October 7, 2021
Recent years have seen various governments take action to close loopholes and provide stricter rules against tax avoidance, and the offshore finance system in general, in part due to public pressure in the wake of leaks such as the Panama Papers, and in part due to constrained public budgets in a decade of austerity. Legislation such as the EU’s Anti-Tax Avoidance Directive (2016) was designed to prevent some of the key methods of moving money between countries to avoid paying tax, and the US’s Foreign Account Tax Compliance Act (2010) aimed to force foreign governments to inform US authorities if US citizens held bank accounts in their jurisdiction.
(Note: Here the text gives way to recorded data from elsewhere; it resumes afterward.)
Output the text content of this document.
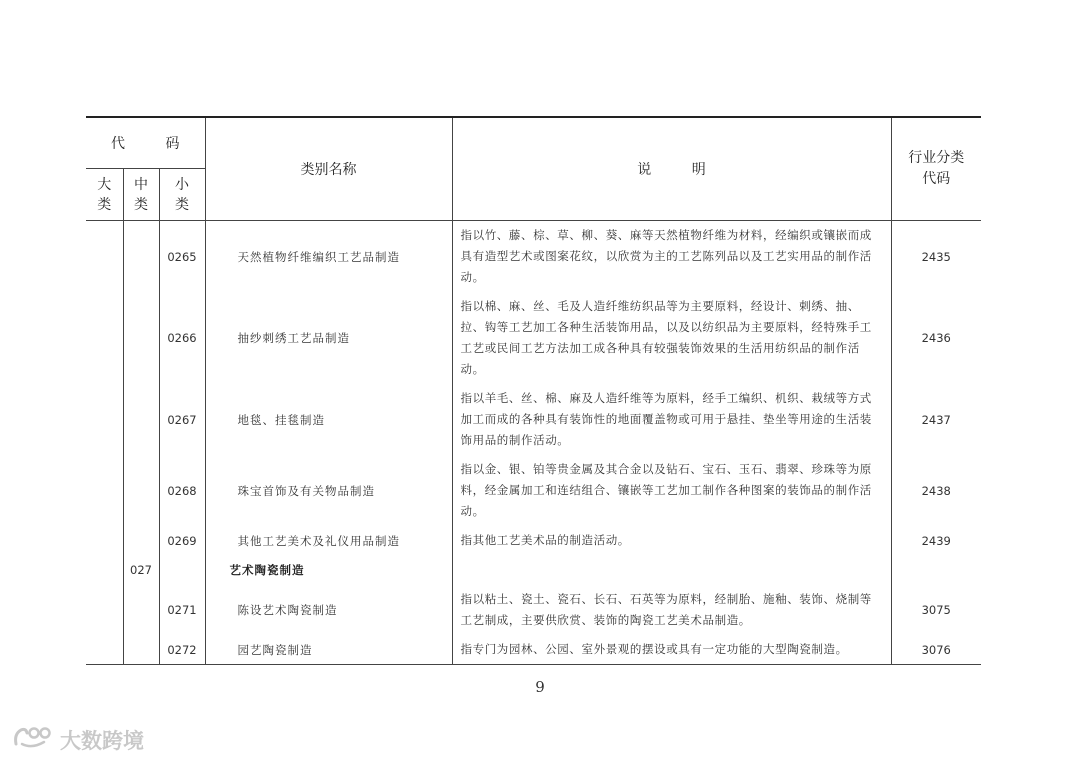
代 码			类别名称	说 明	行业分类代码
大类	中类	小类			
		0265	天然植物纤维编织工艺品制造	指以竹、藤、棕、草、柳、葵、麻等天然植物纤维为材料，经编织或镶嵌而成具有造型艺术或图案花纹，以欣赏为主的工艺陈列品以及工艺实用品的制作活动。	2435
		0266	抽纱刺绣工艺品制造	指以棉、麻、丝、毛及人造纤维纺织品等为主要原料，经设计、剌绣、抽、拉、钩等工艺加工各种生活装饰用品，以及以纺织品为主要原料，经特殊手工工艺或民间工艺方法加工成各种具有较强装饰效果的生活用纺织品的制作活动。	2436
		0267	地毯、挂毯制造	指以羊毛、丝、棉、麻及人造纤维等为原料，经手工编织、机织、栽绒等方式加工而成的各种具有装饰性的地面覆盖物或可用于悬挂、垫坐等用途的生活装饰用品的制作活动。	2437
		0268	珠宝首饰及有关物品制造	指以金、银、铂等贵金属及其合金以及钻石、宝石、玉石、翡翠、珍珠等为原料，经金属加工和连结组合、镶嵌等工艺加工制作各种图案的装饰品的制作活动。	2438
		0269	其他工艺美术及礼仪用品制造	指其他工艺美术品的制造活动。	2439
	027		艺术陶瓷制造		
		0271	陈设艺术陶瓷制造	指以粘土、瓷土、瓷石、长石、石英等为原料，经制胎、施釉、装饰、烧制等工艺制成，主要供欣赏、装饰的陶瓷工艺美术品制造。	3075
		0272	园艺陶瓷制造	指专门为园林、公园、室外景观的摆设或具有一定功能的大型陶瓷制造。	3076
9
大数跨境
However, the release this week by the International Consortium of Investigative Journalists (ICIJ) of the so-called “Pandora Papers”, a massive leak of 11.9 million documents from 14 financial institutions, indicates that, to the extent that these laws have made any difference, the world’s wealthiest and most powerful can still relocate their money easily – and legally – without interference from tax authorities, using elite financial consultants and law firms to keep their wealth hidden safely in secrecy jurisdictions, protected by complex networks of shell corporations.
For those familiar with the business, the leaks were no surprise. “About half the world’s GDP is potentially hidden from us,” said Alex Cobham of the London-based Tax Justice Network. “This is not a marginal practice. It is a dominant part of the world’s financial system.” Indeed, the ICIJ estimates that the amount of wealth held offshore globally may be as high as US$32 trillion.
The ICIJ and its media partners were keen to stress that much of the offshore finance activity highlighted by these leaks was not illegal. For some, what campaigners call “tax avoidance” is nothing more than “tax efficiency”, similar to the choices many households make when organising their investments. According to this reading, the loopholes left in tax laws are the fault of governments alone, and low-tax and/or secrecy jurisdictions are simply providing a useful service to investors. However, some of the 35 world leaders named in the documents were elected on the back of vocal campaigns against the offshore holding of assets, labelling it as corruption that undermined struggling economies. Eye-opening examples include Pakistan’s Imran Khan and Kenya’s Uhuru Kenyatta.
Aside from this consideration, it is the sums of money involved that may eventually lead to concerted action from governments and international organisations. Estimates for the amount of tax avoided through such channels runs into the hundreds of billions of dollars, often in the form of capital flight from countries that can ill afford to lose it. The tightening of measures in recent years may have prevented smaller scale individuals and businesses from accessing such options, but for the wealthiest, professional services firms are available which “seem to see every piece of legislation as just another obstacle to get around,” says Cobham. Some argue that creating rules that do not apply to the super-wealthy erodes social solidarity at a time when we need it most.
These leaks may give added impetus to recent efforts to establish a “global corporation tax rate”, provisionally set at 15%, which is promoted by the Biden Administration and the Organisation for Economic Cooperation and Development (OECD). Others argue that a compulsory global register of beneficial ownership would be the most effective tool against immoral and/or illegal use of offshore finance services, on the basis of “nothing to fear, nothing to hide”. After all, if nothing illegal has happened, it is strange that so many of the individuals and organisations named in the leaks have gone to such complex lengths to hide their assets.
Ultimately, says Fergal Shiel, Chief Executive of the ICIJ, use of these offshore vehicles is often less about the law, but the “corrupting influence of secrecy”. He added that, “Politicians can have offshore companies, but at the very least their citizens should know they have these offshore companies, and know what their wealth is.”